We discussed this article.
‘We can’t stop the bus, but we can steer it,’ writes Anthropic’s Dario Amodei. Myths and metaphors – let’s untangle the difference. ‘Myths and metaphors aren’t just rhetorical flourishes; they are about power,’ writes Eryk Salvaggio, the author of this article.
A mythology of technology ‘aims for simple, graspable explanations at the expense of accuracy,’ marketing relies on myths to help people understand technologies, ‘and myths animate how designers imagine these system.’ He details various types of myth that
- suggest that anything we spend time on is up for automation;
- hide the control that the system exerts over the user by suggesting the user is in control of the system;
- drive down the value of data while hiding the work of those who shape, define, and label that data
- conflates the labor of writing with its product.
Given the readers who joined, we talked a lot about embodiment. Dance researchers, for example, need to use language, and especially metaphors, to try to articulate movements; this usually takes place after the event. And yet reading and writing are also part of an embodied process.
Salvaggio’s ‘myth of emergence’ was therefore of interest – that ‘generative AI systems are grown more than they are built‘. Making these myself, I find some truth to this, and the way that data is encoded in models is not generally as whole words or concepts, but always in parts which can be endlessly reconstructed in different ways; in this way I think it is not far from the human brain. Amodei understands and explains this well.
The human body being made up of so many sub-systems, senses, other organisms etc. is qualitatively different from any machine, containing what one participant calls ‘the unruliness of matter’. Any robot sufficiently complex to come close to this would need to replicate a human down to the cellular level – the map becomes the territory. Then there are cultural aspects on top of that – something I have been studying. We wondered whether analog electronics might hold more promise for nonlinear, nondeterministic AI because they take on more emergent and material properties.

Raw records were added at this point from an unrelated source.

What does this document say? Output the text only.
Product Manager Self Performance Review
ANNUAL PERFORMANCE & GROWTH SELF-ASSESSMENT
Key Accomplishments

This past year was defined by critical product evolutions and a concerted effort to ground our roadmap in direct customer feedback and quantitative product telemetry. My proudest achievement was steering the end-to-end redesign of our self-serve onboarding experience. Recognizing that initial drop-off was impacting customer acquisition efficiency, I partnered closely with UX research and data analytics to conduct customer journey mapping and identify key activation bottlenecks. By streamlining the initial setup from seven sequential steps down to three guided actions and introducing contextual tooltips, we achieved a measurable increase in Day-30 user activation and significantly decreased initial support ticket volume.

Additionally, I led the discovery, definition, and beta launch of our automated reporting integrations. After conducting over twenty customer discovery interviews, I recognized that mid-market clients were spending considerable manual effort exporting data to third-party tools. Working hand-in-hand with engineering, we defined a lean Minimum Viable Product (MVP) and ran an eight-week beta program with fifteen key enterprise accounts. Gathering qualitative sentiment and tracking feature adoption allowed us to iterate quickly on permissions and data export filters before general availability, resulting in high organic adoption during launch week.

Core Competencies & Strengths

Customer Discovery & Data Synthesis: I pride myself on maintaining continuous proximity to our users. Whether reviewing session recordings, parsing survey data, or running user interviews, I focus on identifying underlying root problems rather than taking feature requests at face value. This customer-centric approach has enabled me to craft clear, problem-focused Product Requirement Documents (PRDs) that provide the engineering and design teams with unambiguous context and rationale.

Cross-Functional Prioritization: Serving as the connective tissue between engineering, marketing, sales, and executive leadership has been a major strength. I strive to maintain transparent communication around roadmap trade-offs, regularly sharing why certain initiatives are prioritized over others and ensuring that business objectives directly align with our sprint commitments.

The concept of emergence is nicely illustrated in another article from the same publication:
Emergent behavior in a system is, therefore, not evidence of intelligence in the sense that we typically ascribe intelligence to an animal or a person. It corresponds to relationships, and as such, even inanimate objects can contribute to this emergence. With that in mind, it is worth distinguishing AI’s capacity to contribute to emergent patterns in a system from AI experiencing and exercising agency over that contribution.
‘New technologies need simple metaphors to thrive,’ writes Salvaggio, ‘but simple metaphors aim to reduce complexity.’ Yet the myths keep building, because the technology keeps growing – if not a god exactly, growing at a mythical pace. It explains something we discussed – why some of us say ‘please’ and ‘thank you’ to chatbots, despite recent reports that this eats up valuable natural resources. Some do it in the belief that if ‘the machines’ ever become ‘sentient’ and ‘take over,’ they might remember who was nice to them. (I say please and thank you, but more to treat it with the same respect I would accord to another human, since it acts so much like one.)
Relatedly, one participant noted that many of our ways of being in the world as humans stem from our sense of imminent mortality, which machines (presumably) do not have. [See: Buddhism]
There’s been a fly inside my place for about a week now. I’m pretty sure it’s the same fly. At first I tried to kill it; I left the door open so it could get out; now we have learned to live with each other. The name ‘Sam’ (gender neutral) came to me. It doesn’t bother me. It watches me from different surfaces and viewpoints, this somehow sentient, agentic, complex and tiny being. Is it listening too? It can fly, it has more legs, it can sense things I can’t. It lives at a different temporality, I guess. Next to it, I feel like a big, slow, sluggish, ridiculous blob, staring into the screen. I didn’t think flies live so long. I haven’t started talking to it, yet.
Someone said in the reading group, ‘Because there is such a basic human need to connect, and you just grab the connection from wherever it comes.’ Another spoke of dancing with a robotic arm driven by AI, and feeling closely connected with it. ‘In that moment, it’s tangible. I feel a sense of – even people watching, go “Oh yeah, we believe!”… I thought, could I see the neural network – which part is responding just then. But it’s so complex, that doesn’t matter, it becomes irrelevant. What’s important is my connection in that moment.’
It’s an aesthetic, affective response. I pointed out research about how emotion seems to be not inside us but generated in interactions (see also Brian Massumi, Baruch Spinoza).
If things are moving so fast that we cannot see the whole, the edges, the outside, don’t we all become specialists somehow? Don’t we need these myths and metaphors to make sense of this ‘hyperobject’ (Timothy Morton) that we cannot make out?
Is it a fait accompli? If we can’t stop the bus, can we even steer it? Who exactly is ‘we’?
Fly update! One day later. I settled down for a little afternoon nap, and the fly seemed to be going crazy, buzzing around the whole room and repeatedly around my head. The time had come, the obvious solution presented itself: I opened the door, the fly exited.